A High Court judge ruled yesterday that five police officers must stand trial for manslaughter over the death of Christopher Alder, a black former paratrooper decorated by the Army who died in their custody on a police station floor.

The judge approved an application to bring the new charge against the Hull officers, to the delight of Mr Alder's family who were forced to unearth their own criminal evidence when the Crown Prosecution Service (CPS) ruled that there was insufficient evidence to charge the officers with anything more serious than misconduct in public office.

Six months ago, The Independent revealed that medical reports commissioned by Mr Alder's family's solicitors had forced the CPS to re-examine the case. Within a month it had changed its original opinion about the weight of evidence and declared it would be seeking a voluntary bill of indictment for manslaughter, a legal process in which a High Court judge is asked to add the new charge to the existing indictment.

The bill was granted yesterday after a day-long hearing at Teesside Crown Court, in Middlesbrough, before Judge Mr Justice Evans, who said a manslaughter application was "in the public interest".

The officers, 40-year-old custody sergeant Nigel Dawson, and PCs Neil Blakey, 42, Mark Ellerington, 36, John Dunn, 40 and Matthew Barr, 38, will now face manslaughter and misconduct charges when they return to Middlesbrough to stand trial on 10 April.

Mr Alder, 37, died in the charge room at Hull's Queens Gardens police HQ, in the early hours of 1 April 1998. The fitness fanatic and father-of-two left the Parachute Regiment in 1983 after service in Northern Ireland – for which he received a medal – and Germany.

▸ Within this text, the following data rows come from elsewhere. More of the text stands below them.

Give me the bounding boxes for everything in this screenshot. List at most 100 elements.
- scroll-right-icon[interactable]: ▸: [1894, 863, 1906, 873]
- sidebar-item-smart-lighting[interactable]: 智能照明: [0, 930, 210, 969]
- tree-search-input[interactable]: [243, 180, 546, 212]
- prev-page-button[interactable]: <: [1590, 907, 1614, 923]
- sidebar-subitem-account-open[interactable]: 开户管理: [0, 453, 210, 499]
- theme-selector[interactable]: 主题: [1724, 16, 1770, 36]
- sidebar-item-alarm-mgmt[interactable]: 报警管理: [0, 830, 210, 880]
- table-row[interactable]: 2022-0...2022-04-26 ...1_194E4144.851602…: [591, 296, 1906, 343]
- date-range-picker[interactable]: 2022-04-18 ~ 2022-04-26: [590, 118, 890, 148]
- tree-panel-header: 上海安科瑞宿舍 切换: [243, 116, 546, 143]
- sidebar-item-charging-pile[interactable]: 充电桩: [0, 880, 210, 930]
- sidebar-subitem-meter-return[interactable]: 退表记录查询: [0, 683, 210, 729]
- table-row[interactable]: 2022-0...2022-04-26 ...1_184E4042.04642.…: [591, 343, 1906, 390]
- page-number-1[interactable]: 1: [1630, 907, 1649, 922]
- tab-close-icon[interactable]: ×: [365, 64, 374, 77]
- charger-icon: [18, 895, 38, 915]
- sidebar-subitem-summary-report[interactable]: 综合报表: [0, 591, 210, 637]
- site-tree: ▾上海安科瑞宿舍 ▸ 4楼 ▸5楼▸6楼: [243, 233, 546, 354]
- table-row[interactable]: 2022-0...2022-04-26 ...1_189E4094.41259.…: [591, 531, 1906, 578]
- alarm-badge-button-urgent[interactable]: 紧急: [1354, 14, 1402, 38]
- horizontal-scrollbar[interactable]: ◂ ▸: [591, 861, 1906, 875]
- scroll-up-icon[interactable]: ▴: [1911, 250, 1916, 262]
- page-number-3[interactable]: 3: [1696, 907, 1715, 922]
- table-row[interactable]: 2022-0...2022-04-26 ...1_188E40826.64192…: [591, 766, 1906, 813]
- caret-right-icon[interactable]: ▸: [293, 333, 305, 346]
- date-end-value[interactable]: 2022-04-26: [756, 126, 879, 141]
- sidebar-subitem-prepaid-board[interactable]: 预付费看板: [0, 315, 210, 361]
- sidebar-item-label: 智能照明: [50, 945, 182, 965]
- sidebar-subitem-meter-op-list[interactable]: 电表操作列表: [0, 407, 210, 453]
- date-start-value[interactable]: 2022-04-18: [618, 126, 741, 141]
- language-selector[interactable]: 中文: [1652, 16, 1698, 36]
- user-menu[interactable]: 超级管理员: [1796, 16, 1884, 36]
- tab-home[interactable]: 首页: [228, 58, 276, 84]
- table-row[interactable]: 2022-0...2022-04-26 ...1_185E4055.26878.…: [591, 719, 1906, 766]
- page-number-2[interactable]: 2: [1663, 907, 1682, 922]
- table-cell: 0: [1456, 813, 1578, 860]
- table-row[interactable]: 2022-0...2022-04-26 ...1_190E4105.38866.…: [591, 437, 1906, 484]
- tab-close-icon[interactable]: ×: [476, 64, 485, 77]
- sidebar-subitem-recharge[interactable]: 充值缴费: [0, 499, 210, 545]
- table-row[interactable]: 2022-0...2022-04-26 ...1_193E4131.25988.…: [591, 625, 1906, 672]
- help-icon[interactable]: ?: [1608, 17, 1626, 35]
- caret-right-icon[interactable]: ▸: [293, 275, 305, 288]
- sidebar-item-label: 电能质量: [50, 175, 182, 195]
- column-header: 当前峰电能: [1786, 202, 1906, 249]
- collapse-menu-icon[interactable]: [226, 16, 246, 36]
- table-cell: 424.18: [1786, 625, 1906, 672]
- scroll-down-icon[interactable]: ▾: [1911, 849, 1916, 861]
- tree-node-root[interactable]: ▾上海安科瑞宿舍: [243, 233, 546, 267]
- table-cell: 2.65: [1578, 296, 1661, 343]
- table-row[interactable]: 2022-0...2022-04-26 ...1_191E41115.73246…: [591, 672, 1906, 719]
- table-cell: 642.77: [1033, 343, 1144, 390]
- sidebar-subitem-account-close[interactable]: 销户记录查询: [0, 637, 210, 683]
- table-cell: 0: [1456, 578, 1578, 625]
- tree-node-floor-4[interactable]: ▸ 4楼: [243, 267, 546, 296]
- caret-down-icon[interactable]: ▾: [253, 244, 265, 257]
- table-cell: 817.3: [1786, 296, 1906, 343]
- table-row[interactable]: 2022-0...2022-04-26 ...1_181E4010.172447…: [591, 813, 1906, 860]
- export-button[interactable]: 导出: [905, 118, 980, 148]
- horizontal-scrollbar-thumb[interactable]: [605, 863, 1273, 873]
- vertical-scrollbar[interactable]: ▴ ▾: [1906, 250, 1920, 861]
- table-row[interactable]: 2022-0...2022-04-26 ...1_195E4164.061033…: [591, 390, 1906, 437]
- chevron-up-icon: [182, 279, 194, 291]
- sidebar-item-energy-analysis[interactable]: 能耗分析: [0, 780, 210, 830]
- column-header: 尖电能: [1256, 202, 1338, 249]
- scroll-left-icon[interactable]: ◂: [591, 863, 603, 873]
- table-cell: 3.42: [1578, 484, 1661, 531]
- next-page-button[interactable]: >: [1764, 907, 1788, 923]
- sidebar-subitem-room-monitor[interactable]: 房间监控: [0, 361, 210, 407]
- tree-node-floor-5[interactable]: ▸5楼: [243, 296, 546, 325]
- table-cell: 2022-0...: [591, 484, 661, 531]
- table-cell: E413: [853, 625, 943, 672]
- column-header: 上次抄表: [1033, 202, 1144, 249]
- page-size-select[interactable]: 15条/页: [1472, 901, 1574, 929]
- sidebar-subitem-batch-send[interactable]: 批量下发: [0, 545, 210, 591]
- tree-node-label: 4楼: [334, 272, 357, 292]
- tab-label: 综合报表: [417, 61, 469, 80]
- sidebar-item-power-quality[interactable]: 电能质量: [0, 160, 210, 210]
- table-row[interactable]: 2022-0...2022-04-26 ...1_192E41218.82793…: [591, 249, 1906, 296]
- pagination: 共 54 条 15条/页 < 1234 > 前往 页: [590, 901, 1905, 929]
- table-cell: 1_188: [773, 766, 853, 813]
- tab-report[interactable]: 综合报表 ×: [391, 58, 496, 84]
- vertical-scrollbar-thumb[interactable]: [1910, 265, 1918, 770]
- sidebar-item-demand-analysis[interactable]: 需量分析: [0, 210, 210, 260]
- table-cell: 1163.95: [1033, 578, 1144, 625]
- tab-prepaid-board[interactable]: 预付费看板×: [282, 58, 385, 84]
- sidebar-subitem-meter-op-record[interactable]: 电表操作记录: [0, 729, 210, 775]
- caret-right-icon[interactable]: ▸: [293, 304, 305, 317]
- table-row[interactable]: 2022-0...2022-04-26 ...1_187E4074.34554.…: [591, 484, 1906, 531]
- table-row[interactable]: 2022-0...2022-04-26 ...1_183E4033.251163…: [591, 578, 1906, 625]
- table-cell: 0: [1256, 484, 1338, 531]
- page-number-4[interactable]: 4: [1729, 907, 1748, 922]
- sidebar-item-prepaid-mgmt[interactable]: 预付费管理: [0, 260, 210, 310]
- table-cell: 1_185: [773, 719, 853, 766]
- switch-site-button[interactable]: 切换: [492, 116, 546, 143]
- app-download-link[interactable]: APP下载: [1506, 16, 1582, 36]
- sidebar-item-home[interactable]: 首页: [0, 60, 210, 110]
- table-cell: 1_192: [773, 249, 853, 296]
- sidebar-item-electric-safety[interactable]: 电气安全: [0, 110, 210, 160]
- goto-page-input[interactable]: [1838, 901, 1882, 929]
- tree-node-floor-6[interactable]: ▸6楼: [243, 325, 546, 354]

He had been treated at Hull Royal Infirmary after an altercation outside a nightclub in the city, was arrested for breach of the peace when he refused to leave the hospital grounds, and was transported to the police station by patrol van. All five officers are currently suspended.

Mrs Alder's solicitor, Ruth Bundy, of the Leeds firm Harrison Bundy, said yesterday: "The manslaughter charges have been added and the family are preparing for the trial."